おぉ‥という気の抜ける声。ちょっと脱力したアグニさんが急にボクを抱きすくめてくる。デリケートな柔らかみに包まれて恥ずかしいけど、頑張って癒さなきゃ。
アグニさんの口数は急に少なくなり、少しうつらうつらと瞼を重そうにした後‥小さく寝息を立て始めた。その表情は険が無く、安心しきったようだった。
「アグニ嬢が人前で寝るなんて。」
驚いて目を見開くガガーランさんも、近くにいるだけで思わず脱力しそうになってしまう。うとうとと‥危ないっ!って風に一歩跳び下がって頬を手で叩いて眠気を飛ばす。
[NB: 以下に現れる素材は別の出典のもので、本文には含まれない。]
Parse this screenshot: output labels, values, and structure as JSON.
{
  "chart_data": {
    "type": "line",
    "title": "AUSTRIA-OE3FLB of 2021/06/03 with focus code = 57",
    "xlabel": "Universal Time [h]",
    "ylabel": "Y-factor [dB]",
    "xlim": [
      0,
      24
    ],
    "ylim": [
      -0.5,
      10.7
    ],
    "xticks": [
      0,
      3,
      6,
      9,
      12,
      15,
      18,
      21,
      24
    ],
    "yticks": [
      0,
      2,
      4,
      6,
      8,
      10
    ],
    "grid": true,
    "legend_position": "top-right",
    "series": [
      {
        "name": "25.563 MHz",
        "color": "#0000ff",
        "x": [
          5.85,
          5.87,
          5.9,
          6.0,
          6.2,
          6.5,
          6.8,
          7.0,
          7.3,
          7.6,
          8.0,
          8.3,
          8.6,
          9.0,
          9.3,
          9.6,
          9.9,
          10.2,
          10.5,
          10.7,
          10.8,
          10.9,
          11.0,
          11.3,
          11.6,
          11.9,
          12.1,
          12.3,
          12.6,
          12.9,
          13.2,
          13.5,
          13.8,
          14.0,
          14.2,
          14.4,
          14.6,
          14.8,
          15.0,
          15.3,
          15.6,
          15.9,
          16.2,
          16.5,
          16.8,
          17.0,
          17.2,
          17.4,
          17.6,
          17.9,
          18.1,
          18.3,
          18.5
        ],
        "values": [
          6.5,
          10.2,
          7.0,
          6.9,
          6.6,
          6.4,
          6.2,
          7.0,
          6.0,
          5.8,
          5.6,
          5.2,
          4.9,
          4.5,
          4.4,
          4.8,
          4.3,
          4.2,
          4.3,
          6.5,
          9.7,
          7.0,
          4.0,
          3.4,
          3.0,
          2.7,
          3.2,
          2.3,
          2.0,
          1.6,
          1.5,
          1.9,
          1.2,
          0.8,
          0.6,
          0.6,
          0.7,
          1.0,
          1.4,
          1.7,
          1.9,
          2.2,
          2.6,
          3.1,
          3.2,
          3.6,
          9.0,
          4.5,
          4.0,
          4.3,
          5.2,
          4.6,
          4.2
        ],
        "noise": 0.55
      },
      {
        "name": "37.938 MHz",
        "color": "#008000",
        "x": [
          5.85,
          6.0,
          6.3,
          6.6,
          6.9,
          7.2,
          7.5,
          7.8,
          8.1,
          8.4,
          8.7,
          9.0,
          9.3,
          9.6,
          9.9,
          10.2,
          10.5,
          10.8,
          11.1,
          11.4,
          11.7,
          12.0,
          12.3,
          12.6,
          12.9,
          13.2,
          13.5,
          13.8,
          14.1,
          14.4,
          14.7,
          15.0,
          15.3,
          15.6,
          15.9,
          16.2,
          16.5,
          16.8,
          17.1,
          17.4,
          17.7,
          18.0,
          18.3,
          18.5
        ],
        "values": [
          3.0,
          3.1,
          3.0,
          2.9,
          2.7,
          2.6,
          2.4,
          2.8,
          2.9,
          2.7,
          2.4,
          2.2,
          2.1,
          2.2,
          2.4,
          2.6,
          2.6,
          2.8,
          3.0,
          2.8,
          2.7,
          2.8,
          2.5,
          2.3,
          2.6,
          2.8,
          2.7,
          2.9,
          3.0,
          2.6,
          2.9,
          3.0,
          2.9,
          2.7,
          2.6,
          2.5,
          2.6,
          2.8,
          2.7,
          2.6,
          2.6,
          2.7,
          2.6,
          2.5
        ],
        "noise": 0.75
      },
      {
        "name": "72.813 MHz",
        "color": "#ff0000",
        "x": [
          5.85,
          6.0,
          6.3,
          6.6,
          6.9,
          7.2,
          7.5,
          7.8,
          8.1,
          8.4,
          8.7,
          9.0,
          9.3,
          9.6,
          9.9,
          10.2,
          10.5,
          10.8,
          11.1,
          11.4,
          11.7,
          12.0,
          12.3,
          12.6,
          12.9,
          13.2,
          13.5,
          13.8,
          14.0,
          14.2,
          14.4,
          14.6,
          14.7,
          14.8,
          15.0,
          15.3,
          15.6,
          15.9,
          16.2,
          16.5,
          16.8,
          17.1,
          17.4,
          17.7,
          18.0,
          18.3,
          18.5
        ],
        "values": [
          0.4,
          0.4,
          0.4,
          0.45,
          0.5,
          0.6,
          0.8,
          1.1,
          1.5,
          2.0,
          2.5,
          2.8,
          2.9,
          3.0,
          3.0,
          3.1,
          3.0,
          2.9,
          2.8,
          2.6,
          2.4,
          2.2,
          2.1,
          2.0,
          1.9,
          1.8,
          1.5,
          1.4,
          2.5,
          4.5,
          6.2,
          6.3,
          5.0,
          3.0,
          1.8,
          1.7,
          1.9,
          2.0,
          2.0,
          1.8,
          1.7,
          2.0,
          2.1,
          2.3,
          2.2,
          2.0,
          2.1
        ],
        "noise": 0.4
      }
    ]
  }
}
「執事の私が寝るわけには。これが噂の癒しか。くぅ、お嬢が羨ましい。」
「えっと。後で癒しますよ?」
ガガーランさんは少し気恥ずかしげに頷き、そんな中ボクの近くにいるのにへっちゃらなタマさんに目をやった。
「アタシ?別に毎日ラフィを抱いて寝てるんだし、疲れなんか無いわよ。いつだって絶好調よ?」
配信の傍、ついでによく羽に包まってくるリコリコさんも疲れが少なくピンピンして配信を続けている。だけど、ヒメコさんはアグニさんと同じく眠そうで。
「ラフィ。ウチも癒してね。」
とすっと背中に寄りかかって寝息を立ててしまった。
最近街の裏側で何か大きな動きがあるように感じる。L.Cのボスが倒された影響で蜘蛛の巣街の支配力が激減、胡蝶之夢の用心棒のお嬢が支援する自警団が台頭した。アゴーニもヤブシキさん亡き後、その支配域を掻っ攫ったチャガマさんと裏で睨み合っている。
ルナさんが前に、アングルスは大きく揺れると漏らしていたのを聞いた。
二人の疲れは大きな前触れなのかもしれない。ボクに出来ることはその疲れを取ること。この街がいい方向に向かったらいいな、と何となくそう考えていたのだった。